2019 was an important year pertaining to the federal legalization of marijuana. Rep. Earl Blumenauer (D-Ore.), who has been a pioneer supporting it, aspired to end 2019 with full legalization for the current Congress.
Seeing how the Senate was so strongly against the move, broad legalization might’ve been a dream, but considering how this was the most pro-cannabis Congress ever, bridging the gap between the federal laws and the states who’ve Legalized cannabis seemed plausible.
However, in the 116th Congress, one chamber managed to pass one cannabis bill on one issue. The expected overhaul of the cannabis laws was lost amidst impeachment and the spread of the COVID-19 pandemic. Coronavirus has managed to upset any chances of standalone cannabis legalization that could’ve passed Congress this year.
The Cannabis industry could move slightly forward in the positive direction in these bleak times through attached provisions to must-pass coronavirus aid or appropriations bills.
Even so, Rep. Lou Correa (D-Calif.) believes that the prospect is a very difficult one, and to get direct aid for the cannabis industry seems quite improbable.
“I think between coronavirus and election season, we are in the bottom of the ninth,” said Don Murphy, Marijuana Policy Project’s director of federal policies and a former Republican state lawmaker. “We do not have a whole lot of time for the other stuff.”

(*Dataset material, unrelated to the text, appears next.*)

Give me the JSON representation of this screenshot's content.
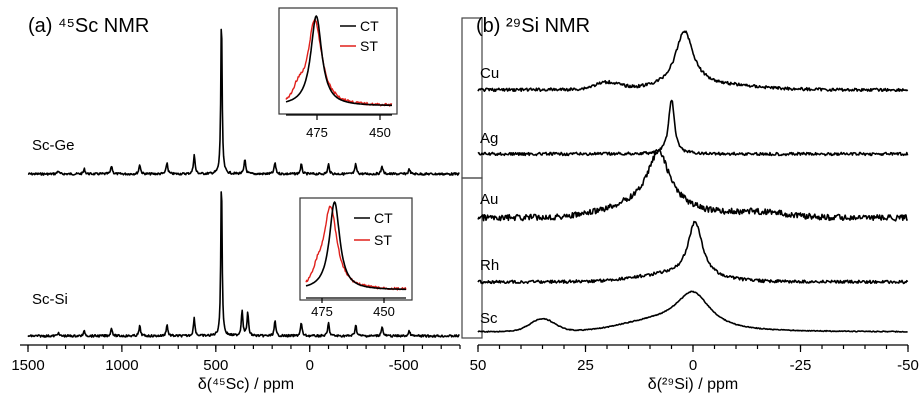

The House passed the cannabis banking bill last September. However, the Senate hasn’t budged yet. It stood a chance to see the light of the day having been included in the bigger $3 trillion coronavirus relief package, but the bill was dismissed by the GOP-controlled Senate.
Even if the banking bill is included in the future coronavirus relief package, Correa believes that it will die in the Senate since it has to go through Mr. McConnell, who has repeatedly mentioned that, “I’m not interested in moving any legislation of this sort forward.”
The proposal to make cannabis businesses eligible for Small Business Administration loans and grants gained traction due to coronavirus but wasn’t included in the latest House bill.
According to a Democratic House staffer, legalization of Marijuana, whether the MORE Act or the STATES act, was unlikely to be passed, irrespective of the pandemic.
The MORE Act would legalize cannabis by federal law, thereby erasing marijuana-related criminal records and creating grant programs to help communities affected by the war on drugs. It was expected that the proposal would get a House floor vote this year, after moving out of the House Judiciary Committee in November.
The STATES Act would’ve been able to bring about more comprehensive reform in the Senate, which would allow states to set marijuana policies without the fear of federal punishment.
However, the vice-president of government affairs at Smart Approaches to Marijuana, Van Meter, believes that the possibility of the passage of both the bills seems distant.
Moreover, the MORE act has to pass through six more committees. The House Small Business Committee has waived jurisdiction earlier this year as a way of showing support for legalization. Justin Strekal, political director at the National Organization for the Reform of Marijuana Laws, is making efforts to convince House Committees in doing the same.
On the other hand, Rep. Nydia Velázquez’s (D-N.Y.) proposal that makes the cannabis industry eligible for SBA funding had garnered a lot of attention. The SBA funding was not accessible to the marijuana companies since the federal law considered it illegal. However, advocates and lawmakers are pushing to incorporate it into the coronavirus legislation.
More than 40 members of the House and Senate have called for its inclusion, yet the probability of the acceptance of the proposal seems unlikely since it hasn’t even passed out of the committee.
Nonetheless, the future of marijuana research seems bright since even lawmakers like Rep. Andy Harris (R-Md.) who are staunchly anti-cannabis support legislation expanding cannabis research.
With bipartisan support, the House Veterans’ Affairs Committee voted in favor of two cannabis research bills on March 13. No hearings have been scheduled since Sen Dan Sullivan (R-Alaska) spoke up for veterans’ medical research in the Senate Veterans’ Affairs Committee.
The DEA has issued proposed rules for marijuana research, which could provide Congress with an impetus to act. But again, it all depends on when Congress resumes its work on non-coronavirus legislation.
Pro-cannabis lawmakers and lobbyists believe that marijuana legislation saw a lot of essential pieces make progress in Congress than ever before. Passage of the SAFE Banking Act in the House, House Judiciary Committee’s vote to advance a bill that can remove marijuana from the Controlled Substances Act, and the first-ever cannabis hearing held by the House Energy and Commerce Committee, are all advancements in the direction of broad legislation of cannabis.
“I will look anybody in the eye — even on a Zoom call — and make clear that this is … remarkable progress,” said Blumenauer. He calls 2019 “the most single powerful, successful year we’ve ever had with this issue.”